Derzeit ist der Platz vor allem als versiegelte Dreiecksfläche wahrnehmbar, die von einem privaten Theater und einem Gastronomiebetrieb sowie in Teilen auch zum Parken genutzt wird. Unter anderem findet hier jährlich ein Bierfest statt und die Flächen werden im Rahmen der jährlichen Kerb genutzt. Für die nun geplante Umgestaltung hat der Magistrat der Kreisstadt Dietzenbach einen nichtoffenen Ideenwettbewerb ausgelobt. Gewünscht war ein "attraktives, freiraumplanerisches Konzept", das eine multifunktionale Nutzung des Platzes ermöglicht und eine Belebung des Platzes zur Folge hat. Die Umgestaltung soll außerdem das private Theater und die Gastronomie fördern und zudem Parkflächen bereitstellen. Eine Kastanie im Norden des Wettbewerbsareals sollte erhalten bleiben, die weiteren Bäume auf dem Platz standen zur Disposition. An der Vorbereitung des vom Fachbereich Bau- und Immobilienmanagement der Stadt Dietzenbach betreuten Verfahrens hatte die Architekten- und Stadtplanerkammer Hessen beratend mitgewirkt.

Die Preisrichter vergaben unter den Teilnehmern zwei zweite Preise sowie einen dritten Preis. Den Vorsitz des Preisgerichts hatte die Landschaftsarchitektin Corinna Endreß aus Frankfurt am Main inne. Ein zweiter Preis ging an die Arbeitsgemeinschaft IPACH Landschaftsarchitekt, Neu-Isenburg mit dreisbusch.landschaftsarchitekten, Hanau. Deren Arbeit überzeugte die Preisrichter durch ihre "klare Positionierung und sinnvolle Gliederung der Fläche". Der Entwurf sieht eine sich zum Platz öffnende Bühne mit Stufenanlage vor, die vom Preisgericht als "gut geeignet für Veranstaltungen" bezeichnet und positiv bewertet wurde. Die Preisrichter beurteilten zudem die optische und gestalterische Einbindung in den Altstadtbereich durch die Wahl des Natursteinpflasters als nachvollziehbar, sie sahen jedoch die Materialwahl hinsichtlich der hohen Investitionskosten als kritisch. Das Preisgericht wünschte sich für die Überarbeitung eine großzügigere Erschließung an der südlichen Spitze des Platzes, eine Überarbeitung der Parkplätze sowie eine Präzisierung der Beleuchtung und weitere Verbesserung der Aufenthaltsqualität und der Sichtbeziehungen.

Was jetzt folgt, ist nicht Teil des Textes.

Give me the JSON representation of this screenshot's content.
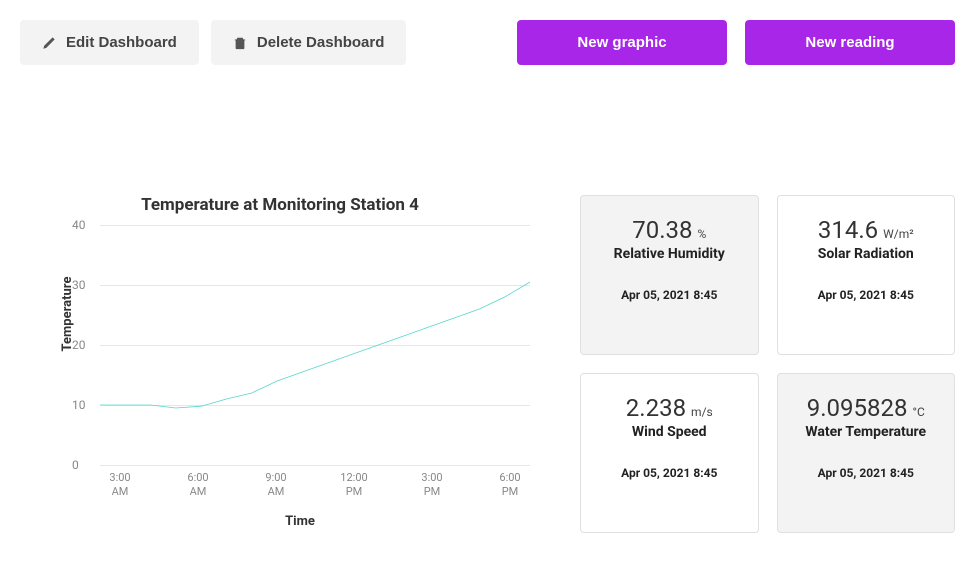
{
  "toolbar": {
    "edit_label": "Edit Dashboard",
    "delete_label": "Delete Dashboard",
    "new_graphic_label": "New graphic",
    "new_reading_label": "New reading"
  },
  "chart_data": {
    "type": "line",
    "title": "Temperature at Monitoring Station 4",
    "xlabel": "Time",
    "ylabel": "Temperature",
    "ylim": [
      0,
      40
    ],
    "y_ticks": [
      0,
      10,
      20,
      30,
      40
    ],
    "x_ticks": [
      "3:00 AM",
      "6:00 AM",
      "9:00 AM",
      "12:00 PM",
      "3:00 PM",
      "6:00 PM"
    ],
    "series": [
      {
        "name": "Temperature",
        "color": "#57d6cc",
        "x": [
          "2:00 AM",
          "3:00 AM",
          "4:00 AM",
          "5:00 AM",
          "6:00 AM",
          "7:00 AM",
          "8:00 AM",
          "9:00 AM",
          "10:00 AM",
          "11:00 AM",
          "12:00 PM",
          "1:00 PM",
          "2:00 PM",
          "3:00 PM",
          "4:00 PM",
          "5:00 PM",
          "6:00 PM",
          "6:30 PM"
        ],
        "values": [
          10,
          10,
          10,
          9.5,
          9.8,
          11,
          12,
          14,
          15.5,
          17,
          18.5,
          20,
          21.5,
          23,
          24.5,
          26,
          28,
          30.5
        ]
      }
    ]
  },
  "cards": [
    {
      "value": "70.38",
      "unit": "%",
      "label": "Relative Humidity",
      "timestamp": "Apr 05, 2021 8:45",
      "shaded": true
    },
    {
      "value": "314.6",
      "unit": "W/m²",
      "label": "Solar Radiation",
      "timestamp": "Apr 05, 2021 8:45",
      "shaded": false
    },
    {
      "value": "2.238",
      "unit": "m/s",
      "label": "Wind Speed",
      "timestamp": "Apr 05, 2021 8:45",
      "shaded": false
    },
    {
      "value": "9.095828",
      "unit": "°C",
      "label": "Water Temperature",
      "timestamp": "Apr 05, 2021 8:45",
      "shaded": true
    }
  ]
}
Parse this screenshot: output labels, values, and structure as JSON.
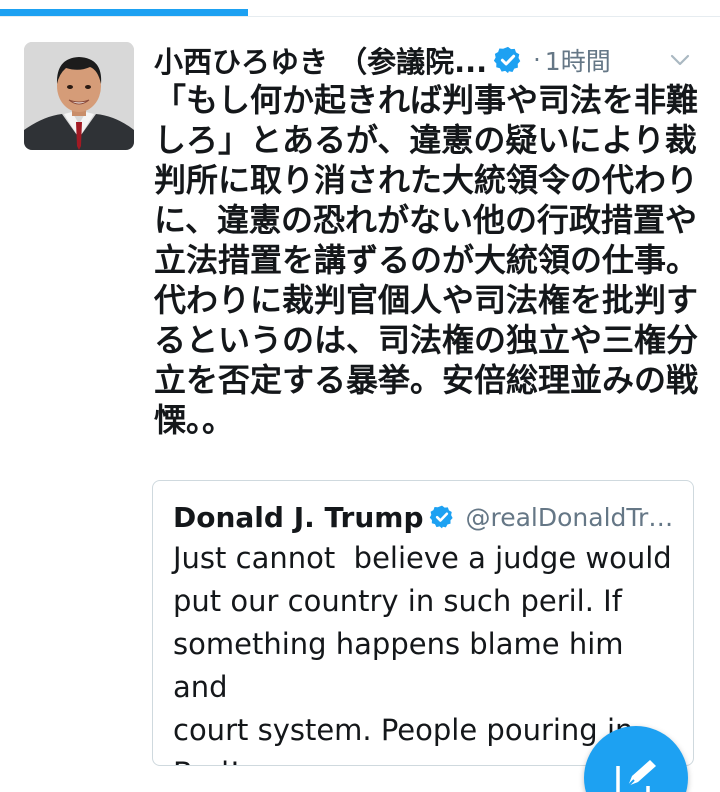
{
  "progress": {
    "fraction": 0.345,
    "color": "#1da1f2"
  },
  "tweet": {
    "author_name": "小西ひろゆき （参議院...",
    "separator": "·",
    "time": "1時間",
    "text": "「もし何か起きれば判事や司法を非難しろ」とあるが、違憲の疑いにより裁判所に取り消された大統領令の代わりに、違憲の恐れがない他の行政措置や立法措置を講ずるのが大統領の仕事。代わりに裁判官個人や司法権を批判するというのは、司法権の独立や三権分立を否定する暴挙。安倍総理並みの戦慄。。"
  },
  "quote": {
    "name": "Donald J. Trump",
    "handle": "@realDonaldTru...",
    "text": "Just cannot  believe a judge would\nput our country in such peril. If\nsomething happens blame him and\ncourt system. People pouring in.\nBad!"
  },
  "icons": {
    "avatar": "avatar-photo",
    "verified": "verified-badge-icon",
    "caret": "chevron-down-icon",
    "compose": "compose-tweet-icon"
  },
  "colors": {
    "accent": "#1da1f2",
    "text": "#14171a",
    "secondary": "#657786",
    "border": "#cfd9de"
  }
}
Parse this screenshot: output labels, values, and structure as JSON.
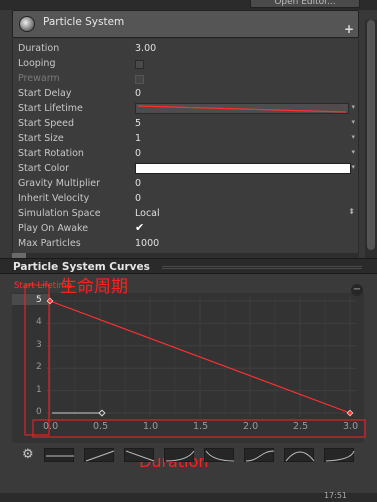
{
  "top": {
    "open_editor_label": "Open Editor..."
  },
  "module": {
    "title": "Particle System",
    "plus": "+"
  },
  "properties": [
    {
      "label": "Duration",
      "value": "3.00",
      "kind": "number"
    },
    {
      "label": "Looping",
      "value": "",
      "kind": "checkbox",
      "checked": false
    },
    {
      "label": "Prewarm",
      "value": "",
      "kind": "checkbox-disabled",
      "checked": false
    },
    {
      "label": "Start Delay",
      "value": "0",
      "kind": "number"
    },
    {
      "label": "Start Lifetime",
      "value": "",
      "kind": "curve"
    },
    {
      "label": "Start Speed",
      "value": "5",
      "kind": "number-dropdown"
    },
    {
      "label": "Start Size",
      "value": "1",
      "kind": "number-dropdown"
    },
    {
      "label": "Start Rotation",
      "value": "0",
      "kind": "number-dropdown"
    },
    {
      "label": "Start Color",
      "value": "",
      "kind": "color"
    },
    {
      "label": "Gravity Multiplier",
      "value": "0",
      "kind": "number"
    },
    {
      "label": "Inherit Velocity",
      "value": "0",
      "kind": "number"
    },
    {
      "label": "Simulation Space",
      "value": "Local",
      "kind": "select"
    },
    {
      "label": "Play On Awake",
      "value": "",
      "kind": "checkbox",
      "checked": true
    },
    {
      "label": "Max Particles",
      "value": "1000",
      "kind": "number"
    }
  ],
  "curves": {
    "header_title": "Particle System Curves",
    "curve_name": "Start Lifetime",
    "minus": "−",
    "annotation_cn": "生命周期",
    "annotation_duration": "Duration",
    "y_ticks": [
      "5",
      "4",
      "3",
      "2",
      "1",
      "0"
    ],
    "x_ticks": [
      "0.0",
      "0.5",
      "1.0",
      "1.5",
      "2.0",
      "2.5",
      "3.0"
    ],
    "chart_data": {
      "type": "line",
      "series": [
        {
          "name": "Start Lifetime",
          "x": [
            0,
            3.0
          ],
          "y": [
            5,
            0
          ]
        }
      ],
      "xlim": [
        0,
        3.0
      ],
      "ylim": [
        0,
        5
      ]
    },
    "presets": [
      "flat",
      "linear-up",
      "linear-down",
      "ease-in",
      "ease-out",
      "ease-in-out",
      "bell",
      "step"
    ],
    "colors": {
      "curve": "#ff3030",
      "annotation": "#ff2020",
      "background": "#3a3a3a"
    }
  },
  "status": {
    "time": "17:51"
  }
}
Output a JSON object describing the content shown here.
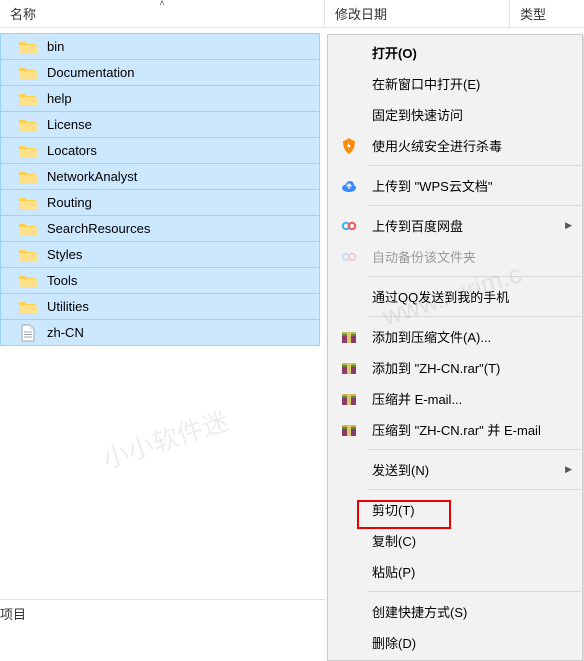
{
  "columns": {
    "name": "名称",
    "date": "修改日期",
    "type": "类型"
  },
  "files": [
    {
      "name": "bin",
      "kind": "folder"
    },
    {
      "name": "Documentation",
      "kind": "folder"
    },
    {
      "name": "help",
      "kind": "folder"
    },
    {
      "name": "License",
      "kind": "folder"
    },
    {
      "name": "Locators",
      "kind": "folder"
    },
    {
      "name": "NetworkAnalyst",
      "kind": "folder"
    },
    {
      "name": "Routing",
      "kind": "folder"
    },
    {
      "name": "SearchResources",
      "kind": "folder"
    },
    {
      "name": "Styles",
      "kind": "folder"
    },
    {
      "name": "Tools",
      "kind": "folder"
    },
    {
      "name": "Utilities",
      "kind": "folder"
    },
    {
      "name": "zh-CN",
      "kind": "file"
    }
  ],
  "menu": {
    "open": "打开(O)",
    "open_new_window": "在新窗口中打开(E)",
    "pin_quick_access": "固定到快速访问",
    "huorong_scan": "使用火绒安全进行杀毒",
    "upload_wps": "上传到 \"WPS云文档\"",
    "upload_baidu": "上传到百度网盘",
    "auto_backup": "自动备份该文件夹",
    "send_qq_phone": "通过QQ发送到我的手机",
    "rar_add": "添加到压缩文件(A)...",
    "rar_add_named": "添加到 \"ZH-CN.rar\"(T)",
    "rar_email": "压缩并 E-mail...",
    "rar_email_named": "压缩到 \"ZH-CN.rar\" 并 E-mail",
    "send_to": "发送到(N)",
    "cut": "剪切(T)",
    "copy": "复制(C)",
    "paste": "粘贴(P)",
    "create_shortcut": "创建快捷方式(S)",
    "delete": "删除(D)"
  },
  "status": {
    "items_label": "项目"
  },
  "watermark": {
    "text1": "小小软件迷",
    "text2": "www.xxrjm.c"
  }
}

Ebenfalls einen zweiten Preis erhielten exedra Müller und Jansen Landschaftsarchitekten aus Wiesbaden. Die Preisrichter lobten den "lockeren und lichten Baumhain" und die "klare, wohltuende Abhebung vom Straßenbelag". Der Entwurf erzeuge eine "stimmungsvolle Situation mit Aufenthaltsqualität". Die vorgeschlagenen skulpturalen Holzverkleidungen werteten sie als "überzogen", diese würden dem Umfeld nicht gerecht und könnten nicht zur Verbesserung der Aufenthaltsqualität beitragen. Das Preisgericht begrüßte den barrierefreien Zugang zum Theater, regte jedoch an, dass dieser in seiner Ausgestaltung präzisiert werden müsse. Außerdem sei zu prüfen, ob unter Beibehaltung der guten räumlichen Qualitäten eine Optimierung der Stellplatzzahl möglich wäre.

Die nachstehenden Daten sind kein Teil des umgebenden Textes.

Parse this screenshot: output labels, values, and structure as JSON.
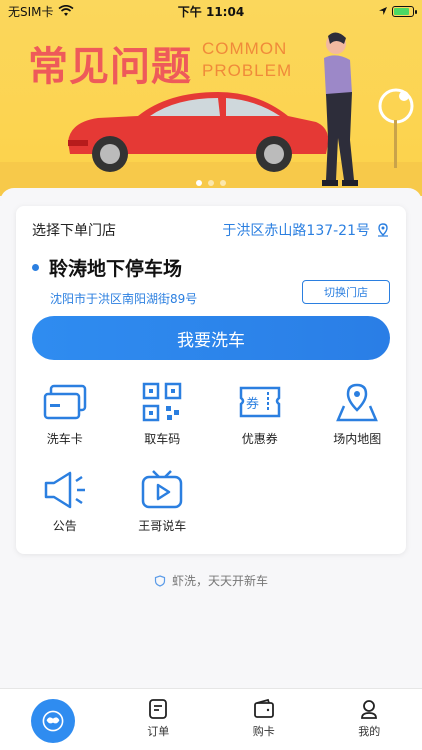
{
  "status_bar": {
    "carrier": "无SIM卡",
    "time": "下午 11:04"
  },
  "banner": {
    "title": "常见问题",
    "subtitle_line1": "COMMON",
    "subtitle_line2": "PROBLEM"
  },
  "store": {
    "label": "选择下单门店",
    "address_link": "于洪区赤山路137-21号",
    "lot_name": "聆涛地下停车场",
    "lot_address": "沈阳市于洪区南阳湖街89号",
    "switch_label": "切换门店"
  },
  "wash_button": "我要洗车",
  "grid": [
    {
      "label": "洗车卡",
      "icon": "card-icon"
    },
    {
      "label": "取车码",
      "icon": "qr-code-icon"
    },
    {
      "label": "优惠券",
      "icon": "coupon-icon"
    },
    {
      "label": "场内地图",
      "icon": "map-icon"
    },
    {
      "label": "公告",
      "icon": "megaphone-icon"
    },
    {
      "label": "王哥说车",
      "icon": "tv-icon"
    }
  ],
  "slogan": "虾洗，天天开新车",
  "tabbar": {
    "orders": "订单",
    "buy_card": "购卡",
    "mine": "我的"
  },
  "colors": {
    "accent": "#2b7fe0",
    "banner_bg": "#fcd24a",
    "banner_title": "#ee5a5a"
  }
}
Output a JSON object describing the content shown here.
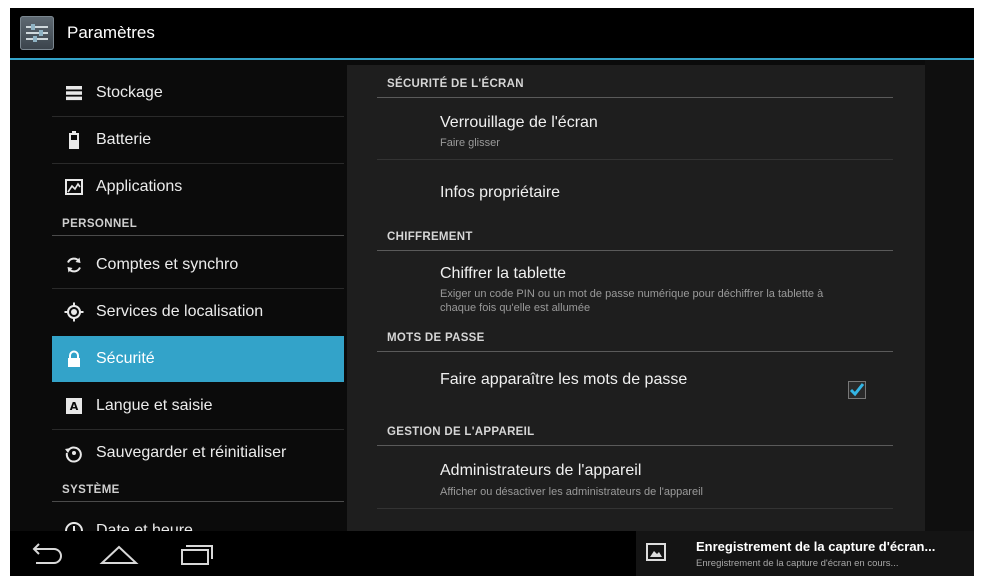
{
  "action_bar": {
    "title": "Paramètres"
  },
  "left_nav": {
    "items_top": [
      {
        "label": "Stockage"
      },
      {
        "label": "Batterie"
      },
      {
        "label": "Applications"
      }
    ],
    "section_personal": "PERSONNEL",
    "items_personal": [
      {
        "label": "Comptes et synchro"
      },
      {
        "label": "Services de localisation"
      },
      {
        "label": "Sécurité",
        "active": true
      },
      {
        "label": "Langue et saisie"
      },
      {
        "label": "Sauvegarder et réinitialiser"
      }
    ],
    "section_system": "SYSTÈME",
    "items_system": [
      {
        "label": "Date et heure"
      }
    ]
  },
  "detail": {
    "sections": [
      {
        "header": "SÉCURITÉ DE L'ÉCRAN",
        "items": [
          {
            "title": "Verrouillage de l'écran",
            "summary": "Faire glisser"
          },
          {
            "title": "Infos propriétaire"
          }
        ]
      },
      {
        "header": "CHIFFREMENT",
        "items": [
          {
            "title": "Chiffrer la tablette",
            "summary": "Exiger un code PIN ou un mot de passe numérique pour déchiffrer la tablette à chaque fois qu'elle est allumée"
          }
        ]
      },
      {
        "header": "MOTS DE PASSE",
        "items": [
          {
            "title": "Faire apparaître les mots de passe",
            "checked": true
          }
        ]
      },
      {
        "header": "GESTION DE L'APPAREIL",
        "items": [
          {
            "title": "Administrateurs de l'appareil",
            "summary": "Afficher ou désactiver les administrateurs de l'appareil"
          }
        ]
      }
    ]
  },
  "notification": {
    "title": "Enregistrement de la capture d'écran...",
    "text": "Enregistrement de la capture d'écran en cours..."
  },
  "colors": {
    "accent": "#33a3c9",
    "background": "#0b0b0b",
    "panel": "#1e1e1e"
  }
}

Mit einem dritten Preis wurde der Entwurf von Sommerlad Haase Kuhli aus Gießen belohnt. Diese schlagen einen neuen, einheitliche, farblich gegliederten Belag für den Platz vor, den die Preisrichter zwar begrüßten, der jedoch ihrer Ansicht nach die Landwehrstraße als durchgängige Verkehrserschließung zu sehr betone. Die funktionslose, farbliche Aufteilung der Belagsflächen könne nur im vorderen Bereich durch die Gliederung mit Sitzbänken und zur Markierung des Theaterzugangs nachvollzogen werden. Das Preisgericht bedauerte zudem, dass die Möglichkeiten einer höhengerechten Ausarbeitung nicht genutzt worden und so die Zugänge zum Theater und zur Gastronomie weiterhin nur über Stufen erreichbar seien.

Das Preisgericht empfahl dem Auslober, beide mit dem zweiten Preis bedachte Arbeiten unter Berücksichtigung der Beurteilung überarbeiten zu lassen.